OVIDIUS, [OVID, OVIDE] NASO, PUBLIUS. De Gedaant-Wisselingen van P. Ovidius Naso, in het Latyn en Nederduitsch, Nieulyx vertaald, en te zamen in het Licht gegeven, door Isaak Verburg, …..; nevens Omstandige Aantekeningen tot opheldering der Verdichtselen, Door Antonius Banier, ….. Met een groot getal keurlyke prentverbeeldingen, door B. Picart en andere voorname Meesters gesneeden, vercierd. Te Amsterdam, By R. en J. Wetstein, en W. Smith, 1732. With engraved title, 2 engraved title vignettes, titles printed in red and black, engraved vignette at head of dedication, 124 text engravings and 3 plates with two illustrations each after Lebrun, Picart, Punt and others, by Bouche, Folkema, Van Gunst, Wandelaar, and others. Two volumes in one. [18], 247, [1, blank] pp.; [2], 249-524, [4] pp. Folio.
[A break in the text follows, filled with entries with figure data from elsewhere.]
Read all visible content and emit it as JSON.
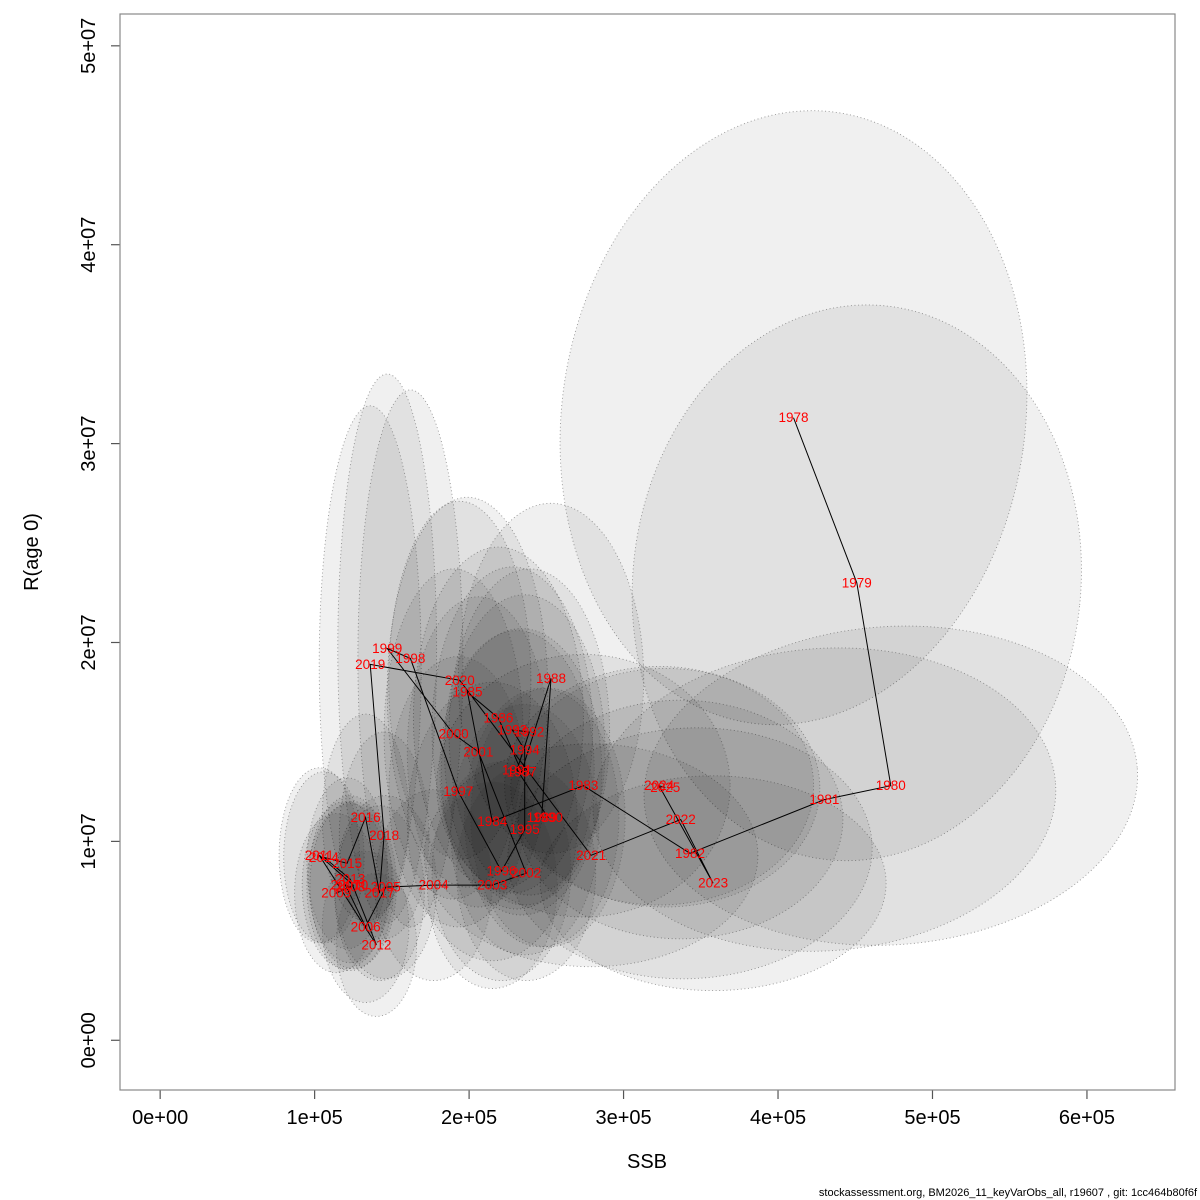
{
  "page": {
    "background": "#ffffff"
  },
  "caption": "stockassessment.org, BM2026_11_keyVarObs_all, r19607 , git: 1cc464b80f6f",
  "chart_data": {
    "type": "scatter",
    "title": "",
    "xlabel": "SSB",
    "ylabel": "R(age 0)",
    "xlim": [
      -26000,
      657000
    ],
    "ylim": [
      -2500000,
      51600000
    ],
    "x_ticks": {
      "values": [
        0,
        100000,
        200000,
        300000,
        400000,
        500000,
        600000
      ],
      "labels": [
        "0e+00",
        "1e+05",
        "2e+05",
        "3e+05",
        "4e+05",
        "5e+05",
        "6e+05"
      ]
    },
    "y_ticks": {
      "values": [
        0,
        10000000,
        20000000,
        30000000,
        40000000,
        50000000
      ],
      "labels": [
        "0e+00",
        "1e+07",
        "2e+07",
        "3e+07",
        "4e+07",
        "5e+07"
      ]
    },
    "grid": false,
    "legend": "none",
    "label_color": "#ff0000",
    "line_color": "#000000",
    "ellipse_fill_alpha": 0.06,
    "ellipse_stroke": "rgba(70,70,70,0.55)",
    "box_color": "#888888",
    "tick_color": "#555555",
    "note": "Year points connected chronologically; each point has a translucent dotted covariance ellipse (semi-axes ell_sx, ell_sy in data units, rot in degrees).",
    "points": [
      {
        "year": 1978,
        "ssb": 410000,
        "rec": 31300000,
        "ell_sx": 150000,
        "ell_sy": 15500000,
        "rot": 8
      },
      {
        "year": 1979,
        "ssb": 451000,
        "rec": 23000000,
        "ell_sx": 145000,
        "ell_sy": 14000000,
        "rot": 6
      },
      {
        "year": 1980,
        "ssb": 473000,
        "rec": 12800000,
        "ell_sx": 160000,
        "ell_sy": 8000000,
        "rot": -4
      },
      {
        "year": 1981,
        "ssb": 430000,
        "rec": 12100000,
        "ell_sx": 150000,
        "ell_sy": 7600000,
        "rot": -4
      },
      {
        "year": 1982,
        "ssb": 343000,
        "rec": 9400000,
        "ell_sx": 118000,
        "ell_sy": 6300000,
        "rot": -3
      },
      {
        "year": 1983,
        "ssb": 274000,
        "rec": 12800000,
        "ell_sx": 95000,
        "ell_sy": 6600000,
        "rot": 0
      },
      {
        "year": 1984,
        "ssb": 215000,
        "rec": 11000000,
        "ell_sx": 55000,
        "ell_sy": 7000000,
        "rot": 0
      },
      {
        "year": 1985,
        "ssb": 199000,
        "rec": 17500000,
        "ell_sx": 52000,
        "ell_sy": 9800000,
        "rot": 0
      },
      {
        "year": 1986,
        "ssb": 219000,
        "rec": 16200000,
        "ell_sx": 55000,
        "ell_sy": 8600000,
        "rot": 0
      },
      {
        "year": 1987,
        "ssb": 234000,
        "rec": 13500000,
        "ell_sx": 52000,
        "ell_sy": 7200000,
        "rot": 0
      },
      {
        "year": 1988,
        "ssb": 253000,
        "rec": 18200000,
        "ell_sx": 60000,
        "ell_sy": 8800000,
        "rot": 0
      },
      {
        "year": 1989,
        "ssb": 247000,
        "rec": 11200000,
        "ell_sx": 50000,
        "ell_sy": 6500000,
        "rot": 0
      },
      {
        "year": 1990,
        "ssb": 251000,
        "rec": 11200000,
        "ell_sx": 50000,
        "ell_sy": 6500000,
        "rot": 0
      },
      {
        "year": 1991,
        "ssb": 231000,
        "rec": 13600000,
        "ell_sx": 50000,
        "ell_sy": 7000000,
        "rot": 0
      },
      {
        "year": 1992,
        "ssb": 239000,
        "rec": 15500000,
        "ell_sx": 52000,
        "ell_sy": 8200000,
        "rot": 0
      },
      {
        "year": 1993,
        "ssb": 228000,
        "rec": 15600000,
        "ell_sx": 52000,
        "ell_sy": 8200000,
        "rot": 0
      },
      {
        "year": 1994,
        "ssb": 236000,
        "rec": 14600000,
        "ell_sx": 52000,
        "ell_sy": 7800000,
        "rot": 0
      },
      {
        "year": 1995,
        "ssb": 236000,
        "rec": 10600000,
        "ell_sx": 48000,
        "ell_sy": 6300000,
        "rot": 0
      },
      {
        "year": 1996,
        "ssb": 221000,
        "rec": 8500000,
        "ell_sx": 45000,
        "ell_sy": 5500000,
        "rot": 0
      },
      {
        "year": 1997,
        "ssb": 193000,
        "rec": 12500000,
        "ell_sx": 45000,
        "ell_sy": 6800000,
        "rot": 0
      },
      {
        "year": 1998,
        "ssb": 162000,
        "rec": 19200000,
        "ell_sx": 34000,
        "ell_sy": 13500000,
        "rot": 0
      },
      {
        "year": 1999,
        "ssb": 147000,
        "rec": 19700000,
        "ell_sx": 32000,
        "ell_sy": 13800000,
        "rot": 0
      },
      {
        "year": 2000,
        "ssb": 190000,
        "rec": 15400000,
        "ell_sx": 45000,
        "ell_sy": 8300000,
        "rot": 0
      },
      {
        "year": 2001,
        "ssb": 206000,
        "rec": 14500000,
        "ell_sx": 46000,
        "ell_sy": 7800000,
        "rot": 0
      },
      {
        "year": 2002,
        "ssb": 237000,
        "rec": 8400000,
        "ell_sx": 45000,
        "ell_sy": 5400000,
        "rot": 0
      },
      {
        "year": 2003,
        "ssb": 215000,
        "rec": 7800000,
        "ell_sx": 42000,
        "ell_sy": 5200000,
        "rot": 0
      },
      {
        "year": 2004,
        "ssb": 177000,
        "rec": 7800000,
        "ell_sx": 38000,
        "ell_sy": 4800000,
        "rot": 0
      },
      {
        "year": 2005,
        "ssb": 146000,
        "rec": 7700000,
        "ell_sx": 33000,
        "ell_sy": 4600000,
        "rot": 0
      },
      {
        "year": 2006,
        "ssb": 133000,
        "rec": 5700000,
        "ell_sx": 28000,
        "ell_sy": 3800000,
        "rot": 0
      },
      {
        "year": 2007,
        "ssb": 120000,
        "rec": 7800000,
        "ell_sx": 28000,
        "ell_sy": 4200000,
        "rot": 0
      },
      {
        "year": 2008,
        "ssb": 123000,
        "rec": 7700000,
        "ell_sx": 28000,
        "ell_sy": 4200000,
        "rot": 0
      },
      {
        "year": 2009,
        "ssb": 114000,
        "rec": 7400000,
        "ell_sx": 27000,
        "ell_sy": 4000000,
        "rot": 0
      },
      {
        "year": 2010,
        "ssb": 125000,
        "rec": 7800000,
        "ell_sx": 28000,
        "ell_sy": 4200000,
        "rot": 0
      },
      {
        "year": 2011,
        "ssb": 103000,
        "rec": 9300000,
        "ell_sx": 26000,
        "ell_sy": 4400000,
        "rot": 0
      },
      {
        "year": 2012,
        "ssb": 140000,
        "rec": 4800000,
        "ell_sx": 26000,
        "ell_sy": 3600000,
        "rot": 0
      },
      {
        "year": 2013,
        "ssb": 123000,
        "rec": 8100000,
        "ell_sx": 27000,
        "ell_sy": 4200000,
        "rot": 0
      },
      {
        "year": 2014,
        "ssb": 106000,
        "rec": 9200000,
        "ell_sx": 26000,
        "ell_sy": 4300000,
        "rot": 0
      },
      {
        "year": 2015,
        "ssb": 121000,
        "rec": 8900000,
        "ell_sx": 26000,
        "ell_sy": 4300000,
        "rot": 0
      },
      {
        "year": 2016,
        "ssb": 133000,
        "rec": 11200000,
        "ell_sx": 28000,
        "ell_sy": 5200000,
        "rot": 0
      },
      {
        "year": 2017,
        "ssb": 142000,
        "rec": 7400000,
        "ell_sx": 29000,
        "ell_sy": 4400000,
        "rot": 0
      },
      {
        "year": 2018,
        "ssb": 145000,
        "rec": 10300000,
        "ell_sx": 29000,
        "ell_sy": 5200000,
        "rot": 0
      },
      {
        "year": 2019,
        "ssb": 136000,
        "rec": 18900000,
        "ell_sx": 33000,
        "ell_sy": 13000000,
        "rot": 0
      },
      {
        "year": 2020,
        "ssb": 194000,
        "rec": 18100000,
        "ell_sx": 46000,
        "ell_sy": 9000000,
        "rot": 0
      },
      {
        "year": 2021,
        "ssb": 279000,
        "rec": 9300000,
        "ell_sx": 108000,
        "ell_sy": 5600000,
        "rot": 0
      },
      {
        "year": 2022,
        "ssb": 337000,
        "rec": 11100000,
        "ell_sx": 105000,
        "ell_sy": 6000000,
        "rot": 0
      },
      {
        "year": 2023,
        "ssb": 358000,
        "rec": 7900000,
        "ell_sx": 112000,
        "ell_sy": 5400000,
        "rot": 0
      },
      {
        "year": 2024,
        "ssb": 323000,
        "rec": 12800000,
        "ell_sx": 100000,
        "ell_sy": 6000000,
        "rot": 0
      },
      {
        "year": 2025,
        "ssb": 327000,
        "rec": 12700000,
        "ell_sx": 100000,
        "ell_sy": 6000000,
        "rot": 0
      }
    ]
  }
}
Contemporary blind tooled vellum, spine with raised bands, a bit warped, a bit dirty and soiled, but a fine copy.

€ 1800

Cohen-de Ricci, col. 768: “Magnifique ouvrage.”
A magnificent book production, and preferable to the French edition because of the earlier impression of the plates (see Cohen-de Ricci).
Each engraving is followed by a short summary (Inhoudt), followed by the texts in Latin and in Dutch, and followed by the “Verklaring van de [number] Fabel” (Explanation of the Fabel). – Somewhat browned and foxed in places, last leaf of index partly loose but still solid, a good copy with ample margins and good impressions of the plates.
Publius Ovidius Naso (20 March 43 BC – 17/18 AD), known as Ovid in the English-speaking world, was a Roman poet who lived during the reign of Augustus. He was a contemporary of the older Virgil and Horace, with whom he is often ranked as one of the three canonical poets of Latin literature. The Imperial scholar Quintilian considered him the last of the Latin love elegists. He enjoyed enormous popularity, but, in one of the mysteries of literary history, was sent by Augustus into exile in a remote province on the Black Sea, where he remained until his death. Ovid himself attributes his exile to carmen et error, “a poem and a mistake”, but his discretion in discussing the causes has resulted in much speculation among scholars.
The first major Roman poet to begin his career during the reign of Augustus, Ovid is today best known for the Metamorphoses, a 15-book continuous mythological narrative written in the meter of epic, and for works in elegiac couplets such as Ars Amatoria (“The Art of Love”) and Fasti. His poetry was much imitated during Late Antiquity and the Middle Ages, and greatly influenced Western art and literature. The Metamorphoses remains one of the most important sources of classical mythology.